At least 53 dead after tropical storm Megi hit the Philippines
At least 53 people have died in landslides and floods after tropical storm Megi hit the Philippines last weekend. Rescue crews are still looking for survivors in the aftermath and the death toll is expected to climb as the rescuers discover more bodies and move into more remote areas.
The storm caused landslides and floods which buried people alive and destroyed entire villages. Villages near Baybay city in the central province of Leyte have suffered the most damage. At least 47 people in the area have been killed, according to the city’s mayor Jose Carlos Cari.
In Pilar, about 80% of the village’s houses were washed out to sea.
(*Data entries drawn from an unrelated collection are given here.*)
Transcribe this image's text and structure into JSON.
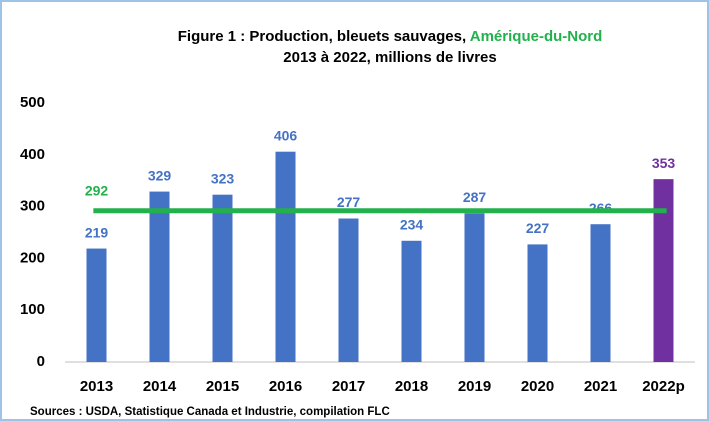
{
  "chart_data": {
    "type": "bar",
    "title": "Figure 1 : Production,  bleuets sauvages,",
    "title_highlight": "Amérique-du-Nord",
    "title_highlight_color": "#22b14c",
    "subtitle": "2013 à 2022, millions de livres",
    "source": "Sources : USDA, Statistique Canada et Industrie, compilation FLC",
    "categories": [
      "2013",
      "2014",
      "2015",
      "2016",
      "2017",
      "2018",
      "2019",
      "2020",
      "2021",
      "2022p"
    ],
    "values": [
      219,
      329,
      323,
      406,
      277,
      234,
      287,
      227,
      266,
      353
    ],
    "colors": [
      "#4472c4",
      "#4472c4",
      "#4472c4",
      "#4472c4",
      "#4472c4",
      "#4472c4",
      "#4472c4",
      "#4472c4",
      "#4472c4",
      "#7030a0"
    ],
    "reference_line": {
      "value": 292,
      "color": "#22b14c"
    },
    "ylim": [
      0,
      500
    ],
    "yticks": [
      0,
      100,
      200,
      300,
      400,
      500
    ],
    "grid": false
  }
}
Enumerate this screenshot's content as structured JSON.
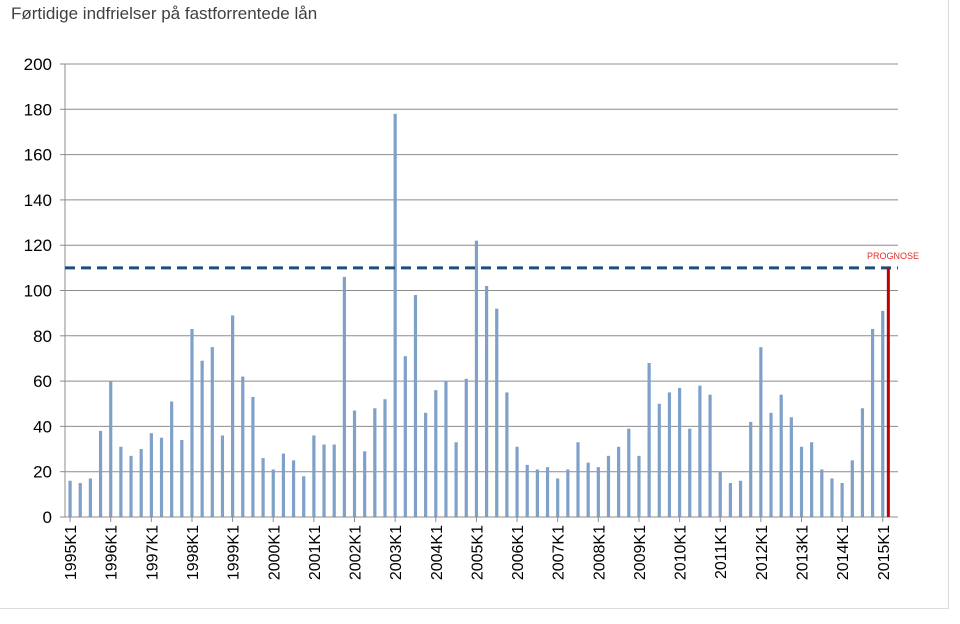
{
  "chart_data": {
    "type": "bar",
    "title": "Førtidige indfrielser på fastforrentede lån",
    "xlabel": "",
    "ylabel": "",
    "ylim": [
      0,
      200
    ],
    "yticks": [
      "0",
      "20",
      "40",
      "60",
      "80",
      "100",
      "120",
      "140",
      "160",
      "180",
      "200"
    ],
    "grid": true,
    "year_labels": [
      "1995K1",
      "1996K1",
      "1997K1",
      "1998K1",
      "1999K1",
      "2000K1",
      "2001K1",
      "2002K1",
      "2003K1",
      "2004K1",
      "2005K1",
      "2006K1",
      "2007K1",
      "2008K1",
      "2009K1",
      "2010K1",
      "2011K1",
      "2012K1",
      "2013K1",
      "2014K1",
      "2015K1"
    ],
    "bar_color": "#7ea0c9",
    "values": [
      16,
      15,
      17,
      38,
      60,
      31,
      27,
      30,
      37,
      35,
      51,
      34,
      83,
      69,
      75,
      36,
      89,
      62,
      53,
      26,
      21,
      28,
      25,
      18,
      36,
      32,
      32,
      106,
      47,
      29,
      48,
      52,
      178,
      71,
      98,
      46,
      56,
      60,
      33,
      61,
      122,
      102,
      92,
      55,
      31,
      23,
      21,
      22,
      17,
      21,
      33,
      24,
      22,
      27,
      31,
      39,
      27,
      68,
      50,
      55,
      57,
      39,
      58,
      54,
      20,
      15,
      16,
      42,
      75,
      46,
      54,
      44,
      31,
      33,
      21,
      17,
      15,
      25,
      48,
      83,
      91
    ],
    "reference_line": {
      "value": 110,
      "style": "dashed",
      "color": "#1f4e79"
    },
    "forecast_marker": {
      "label": "PROGNOSE",
      "value": 110,
      "color": "#c00000"
    }
  }
}
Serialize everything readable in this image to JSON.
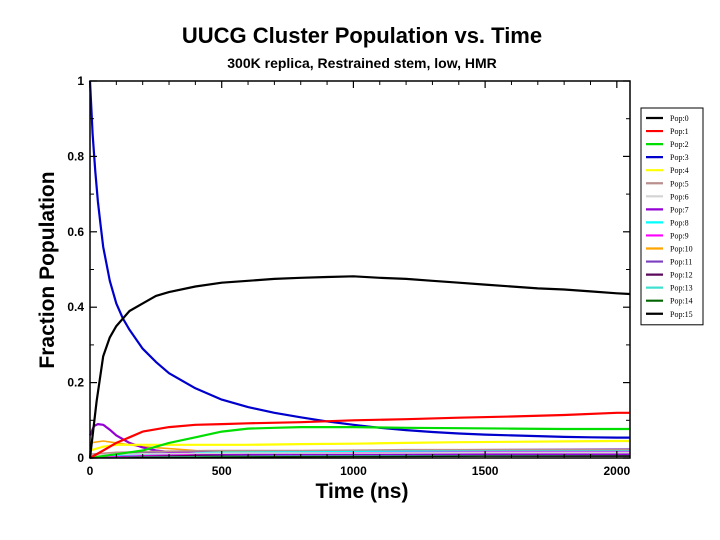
{
  "chart_data": {
    "type": "line",
    "title": "UUCG Cluster Population vs. Time",
    "subtitle": "300K replica, Restrained stem, low, HMR",
    "xlabel": "Time (ns)",
    "ylabel": "Fraction Population",
    "xlim": [
      0,
      2050
    ],
    "ylim": [
      0,
      1
    ],
    "xticks": [
      0,
      500,
      1000,
      1500,
      2000
    ],
    "xtick_labels": [
      "0",
      "500",
      "1000",
      "1500",
      "2000"
    ],
    "yticks": [
      0,
      0.2,
      0.4,
      0.6,
      0.8,
      1
    ],
    "ytick_labels": [
      "0",
      "0.2",
      "0.4",
      "0.6",
      "0.8",
      "1"
    ],
    "legend_position": "right",
    "series": [
      {
        "name": "Pop:0",
        "color": "#000000",
        "x": [
          0,
          25,
          50,
          75,
          100,
          150,
          200,
          250,
          300,
          400,
          500,
          600,
          700,
          800,
          900,
          1000,
          1100,
          1200,
          1300,
          1400,
          1500,
          1600,
          1700,
          1800,
          1900,
          2000,
          2050
        ],
        "y": [
          0,
          0.15,
          0.27,
          0.32,
          0.35,
          0.39,
          0.41,
          0.43,
          0.44,
          0.455,
          0.465,
          0.47,
          0.475,
          0.478,
          0.48,
          0.482,
          0.478,
          0.475,
          0.47,
          0.465,
          0.46,
          0.455,
          0.45,
          0.447,
          0.442,
          0.437,
          0.435
        ]
      },
      {
        "name": "Pop:1",
        "color": "#ff0000",
        "x": [
          0,
          50,
          100,
          150,
          200,
          300,
          400,
          500,
          600,
          800,
          1000,
          1200,
          1400,
          1600,
          1800,
          2000,
          2050
        ],
        "y": [
          0,
          0.02,
          0.04,
          0.055,
          0.07,
          0.082,
          0.088,
          0.09,
          0.092,
          0.095,
          0.1,
          0.103,
          0.107,
          0.11,
          0.114,
          0.12,
          0.12
        ]
      },
      {
        "name": "Pop:2",
        "color": "#00dd00",
        "x": [
          0,
          100,
          200,
          300,
          400,
          500,
          600,
          700,
          800,
          1000,
          1200,
          1400,
          1600,
          1800,
          2000,
          2050
        ],
        "y": [
          0,
          0.01,
          0.02,
          0.04,
          0.055,
          0.07,
          0.078,
          0.08,
          0.082,
          0.082,
          0.08,
          0.079,
          0.078,
          0.077,
          0.077,
          0.077
        ]
      },
      {
        "name": "Pop:3",
        "color": "#0000cc",
        "x": [
          0,
          10,
          20,
          30,
          40,
          50,
          75,
          100,
          125,
          150,
          200,
          250,
          300,
          400,
          500,
          600,
          700,
          800,
          900,
          1000,
          1100,
          1200,
          1300,
          1400,
          1500,
          1600,
          1700,
          1800,
          1900,
          2000,
          2050
        ],
        "y": [
          1,
          0.86,
          0.76,
          0.68,
          0.62,
          0.56,
          0.47,
          0.41,
          0.37,
          0.34,
          0.29,
          0.255,
          0.225,
          0.185,
          0.155,
          0.135,
          0.12,
          0.108,
          0.097,
          0.088,
          0.08,
          0.074,
          0.069,
          0.065,
          0.062,
          0.06,
          0.058,
          0.056,
          0.055,
          0.054,
          0.054
        ]
      },
      {
        "name": "Pop:4",
        "color": "#ffff00",
        "x": [
          0,
          50,
          100,
          200,
          400,
          600,
          800,
          1000,
          1200,
          1400,
          1600,
          1800,
          2000,
          2050
        ],
        "y": [
          0.02,
          0.03,
          0.035,
          0.035,
          0.035,
          0.035,
          0.037,
          0.038,
          0.04,
          0.042,
          0.043,
          0.044,
          0.045,
          0.045
        ]
      },
      {
        "name": "Pop:5",
        "color": "#bc8f8f",
        "x": [
          0,
          100,
          300,
          500,
          800,
          1200,
          1600,
          2000,
          2050
        ],
        "y": [
          0.01,
          0.015,
          0.018,
          0.02,
          0.02,
          0.022,
          0.022,
          0.022,
          0.022
        ]
      },
      {
        "name": "Pop:6",
        "color": "#d3d3d3",
        "x": [
          0,
          100,
          300,
          600,
          1000,
          1500,
          2050
        ],
        "y": [
          0.005,
          0.01,
          0.012,
          0.013,
          0.013,
          0.014,
          0.014
        ]
      },
      {
        "name": "Pop:7",
        "color": "#9400d3",
        "x": [
          0,
          15,
          30,
          50,
          75,
          100,
          150,
          200,
          250,
          300,
          400,
          600,
          1000,
          1500,
          2050
        ],
        "y": [
          0.06,
          0.085,
          0.09,
          0.088,
          0.075,
          0.06,
          0.04,
          0.028,
          0.02,
          0.016,
          0.012,
          0.01,
          0.01,
          0.01,
          0.01
        ]
      },
      {
        "name": "Pop:8",
        "color": "#00ffff",
        "x": [
          0,
          200,
          500,
          1000,
          1500,
          2050
        ],
        "y": [
          0.005,
          0.01,
          0.015,
          0.018,
          0.02,
          0.02
        ]
      },
      {
        "name": "Pop:9",
        "color": "#ff00ff",
        "x": [
          0,
          200,
          500,
          1000,
          1500,
          2050
        ],
        "y": [
          0.003,
          0.008,
          0.012,
          0.015,
          0.017,
          0.018
        ]
      },
      {
        "name": "Pop:10",
        "color": "#ffa500",
        "x": [
          0,
          50,
          100,
          200,
          400,
          1000,
          2050
        ],
        "y": [
          0.04,
          0.045,
          0.04,
          0.03,
          0.02,
          0.015,
          0.012
        ]
      },
      {
        "name": "Pop:11",
        "color": "#7b3fbf",
        "x": [
          0,
          200,
          500,
          1000,
          1500,
          2050
        ],
        "y": [
          0.005,
          0.015,
          0.018,
          0.02,
          0.022,
          0.024
        ]
      },
      {
        "name": "Pop:12",
        "color": "#5b0a5b",
        "x": [
          0,
          200,
          500,
          1000,
          1500,
          2050
        ],
        "y": [
          0.003,
          0.006,
          0.008,
          0.01,
          0.011,
          0.012
        ]
      },
      {
        "name": "Pop:13",
        "color": "#40e0d0",
        "x": [
          0,
          200,
          500,
          1000,
          1500,
          2050
        ],
        "y": [
          0.002,
          0.005,
          0.007,
          0.008,
          0.009,
          0.01
        ]
      },
      {
        "name": "Pop:14",
        "color": "#006400",
        "x": [
          0,
          200,
          500,
          1000,
          1500,
          2050
        ],
        "y": [
          0.002,
          0.004,
          0.005,
          0.006,
          0.007,
          0.008
        ]
      },
      {
        "name": "Pop:15",
        "color": "#000000",
        "x": [
          0,
          200,
          500,
          1000,
          1500,
          2050
        ],
        "y": [
          0.001,
          0.002,
          0.003,
          0.004,
          0.005,
          0.005
        ]
      }
    ]
  }
}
Deaths have also been reported in the Southern region, Mindanao and Negros Orientals province.
Many fled their homes to seek higher ground on Sunday when conditions worsened. The storm, locally known as Agaton, caused winds of up to 65 kilometres per hour. More than 100,000 people in the southern and eastern areas of the Philippines are thought to have been affected by the storm so far.
The Philippines typically experiences 20 tropical storms every year. Agaton was the first storm like this to happen so far this year. The country’s geography makes the archipelago prone to climate disasters. The ‘storm season’ is usually between August to October each year but tropical storms and typhoons can happen at any time.
It’s supposed to be the dry season right now in the Philippines. But Marissa Miguel Cano, a public information officer from Baybay, suspects that the effects of climate change is the cause of the off-season storm in the traditional dry season.
Scientists say that climate change, caused by human activity, is measurably making tropical storms stronger and more intense each year. The Philippines has suffered some of its most deadly storms since 2006.
In December last year, Super Typhoon Rai devastated many islands in the south-east of the country killing 375 people and affecting around 500,000 people.